Quand Aiden, un séduisant dévastateur aussi arrogant que malpoli, fait irruption dans la vie d'Emerald, une jeune femme douce et innocente, elle découvre la trahison, les abysses de la souffrance et une dévotion intense. Malgré leurs personnalités opposées, ils partagent bien plus qu'il n'y paraît. La vie va les mettre à l'épreuve, le destin va tenter de les briser, mais au cœur du chaos, la vision de l'amour d'Aiden est sur le point d'être totalement bouleversée.

Genre :
Romance
Auteur :
urvashi_
Statut :
Terminé
Chapitres :
60
Rating
3.0 3 avis
Classification par âge :
18+

Chapitre 1

Note de l'auteur : RIGHT est une histoire d'amour et de chagrin, de choix et de pertes, de rester quand cela fait mal et de partir quand cela semble impossible.

Je vous promets ceci : à la fin de ce livre, vous serez une épave émotionnelle.

Alors, gardez vos mouchoirs à portée de main et essayez de ne pas craquer pour Aiden, car malgré toute sa tentation, il a toujours été destiné à Emerald.

Bonne lecture !

-

« Celestine. »

Une voix mélodieuse et pourtant douloureuse s'éleva derrière elle. Elle pivota lentement pour faire face à la personne.

« Pourquoi es-tu venu ici, Erasmus ? » demanda Celestine. Il y a peu de temps encore, des larmes coulaient sur son visage, trahissant la tempête qui faisait rage en elle.

L'homme fit un pas vers elle, une multitude de mots se bousculant dans sa tête. Pourtant, il prononça ceux qu'elle mourait d'envie d'entendre depuis si longtemps.

« Je devais venir. » Les yeux d'Erasmus brûlaient d'une passion féroce. « Parce que je t'aime. »

Le silence retomba.

L'attente se fit plus intense.

La force de ses mots lui brisa le cœur.

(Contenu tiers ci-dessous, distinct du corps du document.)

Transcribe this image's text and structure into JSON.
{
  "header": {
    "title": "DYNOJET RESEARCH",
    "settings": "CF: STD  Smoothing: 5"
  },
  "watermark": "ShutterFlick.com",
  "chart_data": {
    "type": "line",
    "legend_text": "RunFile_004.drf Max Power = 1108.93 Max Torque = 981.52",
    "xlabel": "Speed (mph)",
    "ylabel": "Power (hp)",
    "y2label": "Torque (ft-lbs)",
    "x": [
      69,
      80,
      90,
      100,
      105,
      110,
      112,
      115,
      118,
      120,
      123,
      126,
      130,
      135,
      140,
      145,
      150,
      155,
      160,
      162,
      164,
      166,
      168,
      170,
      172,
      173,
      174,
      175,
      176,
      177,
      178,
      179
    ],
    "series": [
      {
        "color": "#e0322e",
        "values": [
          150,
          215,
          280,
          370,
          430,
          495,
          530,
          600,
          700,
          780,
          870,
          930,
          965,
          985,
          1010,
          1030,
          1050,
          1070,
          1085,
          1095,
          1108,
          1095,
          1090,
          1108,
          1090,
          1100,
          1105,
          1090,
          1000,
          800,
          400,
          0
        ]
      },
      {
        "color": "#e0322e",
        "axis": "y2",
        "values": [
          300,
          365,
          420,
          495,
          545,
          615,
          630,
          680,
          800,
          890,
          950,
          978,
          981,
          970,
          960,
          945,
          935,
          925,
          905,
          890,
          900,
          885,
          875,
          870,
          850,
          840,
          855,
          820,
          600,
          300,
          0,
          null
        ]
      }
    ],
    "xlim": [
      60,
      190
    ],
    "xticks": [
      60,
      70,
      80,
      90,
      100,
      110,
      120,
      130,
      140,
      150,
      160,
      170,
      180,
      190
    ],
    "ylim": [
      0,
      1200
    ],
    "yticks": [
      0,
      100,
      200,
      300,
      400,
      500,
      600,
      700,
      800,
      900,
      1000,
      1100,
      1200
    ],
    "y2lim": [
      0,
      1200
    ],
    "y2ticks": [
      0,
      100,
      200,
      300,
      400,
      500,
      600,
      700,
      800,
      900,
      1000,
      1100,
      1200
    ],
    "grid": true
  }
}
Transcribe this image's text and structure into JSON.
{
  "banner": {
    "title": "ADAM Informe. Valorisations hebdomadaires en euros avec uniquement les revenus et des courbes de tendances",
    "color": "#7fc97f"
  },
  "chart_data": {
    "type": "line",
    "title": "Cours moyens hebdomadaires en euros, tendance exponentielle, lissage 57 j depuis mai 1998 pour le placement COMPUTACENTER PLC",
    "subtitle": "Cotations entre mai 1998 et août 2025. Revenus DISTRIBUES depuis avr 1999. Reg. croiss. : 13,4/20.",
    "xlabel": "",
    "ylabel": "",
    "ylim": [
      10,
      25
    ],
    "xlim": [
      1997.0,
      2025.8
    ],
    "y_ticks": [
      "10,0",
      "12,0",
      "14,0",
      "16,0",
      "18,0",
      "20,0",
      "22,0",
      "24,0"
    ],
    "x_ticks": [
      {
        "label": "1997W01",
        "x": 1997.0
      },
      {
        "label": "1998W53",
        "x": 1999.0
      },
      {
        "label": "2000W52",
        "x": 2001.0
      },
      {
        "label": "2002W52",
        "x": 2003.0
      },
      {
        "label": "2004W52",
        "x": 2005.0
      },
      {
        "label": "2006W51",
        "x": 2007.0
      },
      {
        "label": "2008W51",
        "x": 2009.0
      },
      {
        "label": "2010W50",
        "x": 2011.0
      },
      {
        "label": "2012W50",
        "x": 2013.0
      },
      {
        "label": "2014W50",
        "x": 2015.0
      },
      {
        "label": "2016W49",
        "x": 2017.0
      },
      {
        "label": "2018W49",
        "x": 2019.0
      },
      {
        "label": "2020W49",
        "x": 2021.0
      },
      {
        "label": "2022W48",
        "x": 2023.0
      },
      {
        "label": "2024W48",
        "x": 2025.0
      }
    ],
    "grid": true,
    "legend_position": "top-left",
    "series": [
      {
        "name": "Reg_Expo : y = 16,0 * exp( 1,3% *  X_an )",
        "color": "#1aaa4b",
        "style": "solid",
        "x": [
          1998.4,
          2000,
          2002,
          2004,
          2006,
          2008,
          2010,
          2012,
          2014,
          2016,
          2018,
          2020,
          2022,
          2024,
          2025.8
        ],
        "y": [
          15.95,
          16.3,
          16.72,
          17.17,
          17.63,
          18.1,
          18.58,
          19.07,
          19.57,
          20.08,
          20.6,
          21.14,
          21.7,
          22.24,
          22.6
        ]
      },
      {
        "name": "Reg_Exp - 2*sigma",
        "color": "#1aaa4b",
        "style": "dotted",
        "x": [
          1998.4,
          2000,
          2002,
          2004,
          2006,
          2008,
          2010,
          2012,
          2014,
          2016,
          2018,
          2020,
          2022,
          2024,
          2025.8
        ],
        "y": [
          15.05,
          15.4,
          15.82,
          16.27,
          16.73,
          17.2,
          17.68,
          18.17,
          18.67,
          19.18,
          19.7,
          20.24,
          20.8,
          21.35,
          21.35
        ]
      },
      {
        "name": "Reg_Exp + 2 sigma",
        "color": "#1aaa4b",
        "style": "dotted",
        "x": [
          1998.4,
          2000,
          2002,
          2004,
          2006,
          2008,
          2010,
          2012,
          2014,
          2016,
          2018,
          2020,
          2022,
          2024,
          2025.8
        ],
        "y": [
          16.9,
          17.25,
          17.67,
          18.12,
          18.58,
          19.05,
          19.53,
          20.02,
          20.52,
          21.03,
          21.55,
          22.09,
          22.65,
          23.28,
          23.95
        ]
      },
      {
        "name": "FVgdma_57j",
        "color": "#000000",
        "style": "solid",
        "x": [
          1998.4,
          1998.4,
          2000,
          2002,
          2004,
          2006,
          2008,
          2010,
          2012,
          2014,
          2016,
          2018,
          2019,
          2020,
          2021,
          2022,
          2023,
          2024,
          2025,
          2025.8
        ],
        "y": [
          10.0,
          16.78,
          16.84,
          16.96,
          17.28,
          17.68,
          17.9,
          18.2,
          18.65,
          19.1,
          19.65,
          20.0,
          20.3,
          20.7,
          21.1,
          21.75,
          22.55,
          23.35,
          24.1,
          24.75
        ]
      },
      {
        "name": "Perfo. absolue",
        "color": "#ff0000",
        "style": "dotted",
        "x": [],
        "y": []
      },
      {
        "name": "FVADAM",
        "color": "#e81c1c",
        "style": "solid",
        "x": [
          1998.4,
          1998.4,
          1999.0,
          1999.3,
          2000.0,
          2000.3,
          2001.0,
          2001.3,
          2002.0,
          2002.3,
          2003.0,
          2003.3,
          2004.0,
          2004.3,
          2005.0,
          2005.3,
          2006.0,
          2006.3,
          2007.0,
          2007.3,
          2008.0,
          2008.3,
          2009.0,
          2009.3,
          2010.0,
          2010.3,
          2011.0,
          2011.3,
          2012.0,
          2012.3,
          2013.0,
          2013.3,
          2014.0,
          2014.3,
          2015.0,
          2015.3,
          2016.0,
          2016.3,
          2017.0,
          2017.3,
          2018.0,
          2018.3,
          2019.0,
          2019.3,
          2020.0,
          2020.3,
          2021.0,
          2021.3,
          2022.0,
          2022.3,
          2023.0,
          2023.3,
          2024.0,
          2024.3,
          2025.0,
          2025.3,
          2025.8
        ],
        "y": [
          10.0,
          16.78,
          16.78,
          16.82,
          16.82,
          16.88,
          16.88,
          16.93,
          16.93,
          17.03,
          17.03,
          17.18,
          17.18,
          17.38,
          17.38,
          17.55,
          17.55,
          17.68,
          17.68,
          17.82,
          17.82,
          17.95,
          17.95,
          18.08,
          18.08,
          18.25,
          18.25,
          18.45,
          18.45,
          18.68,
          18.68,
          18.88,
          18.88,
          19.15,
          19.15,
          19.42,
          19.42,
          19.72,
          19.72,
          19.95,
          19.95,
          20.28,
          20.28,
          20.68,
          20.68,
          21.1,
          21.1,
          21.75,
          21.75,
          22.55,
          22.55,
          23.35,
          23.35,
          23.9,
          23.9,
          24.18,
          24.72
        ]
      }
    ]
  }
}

Il était trop tard pour des aveux. Elle avait trop pleuré pour ce jour-là et avait espéré entendre ces mots pendant trop de nuits, mais à présent, elle ne ressentait plus que de l'amertume et de l'angoisse.

Puis, sans un bruit, elle s'enfuit. Elle partit, laissant les aveux suspendus dans l'air, lui brisant le cœur et le plongeant dans la plus profonde détresse, dans les ténèbres. Et pire encore, se brisant le cœur elle-même.

L'amour est vraiment tordu, n'est-ce pas ?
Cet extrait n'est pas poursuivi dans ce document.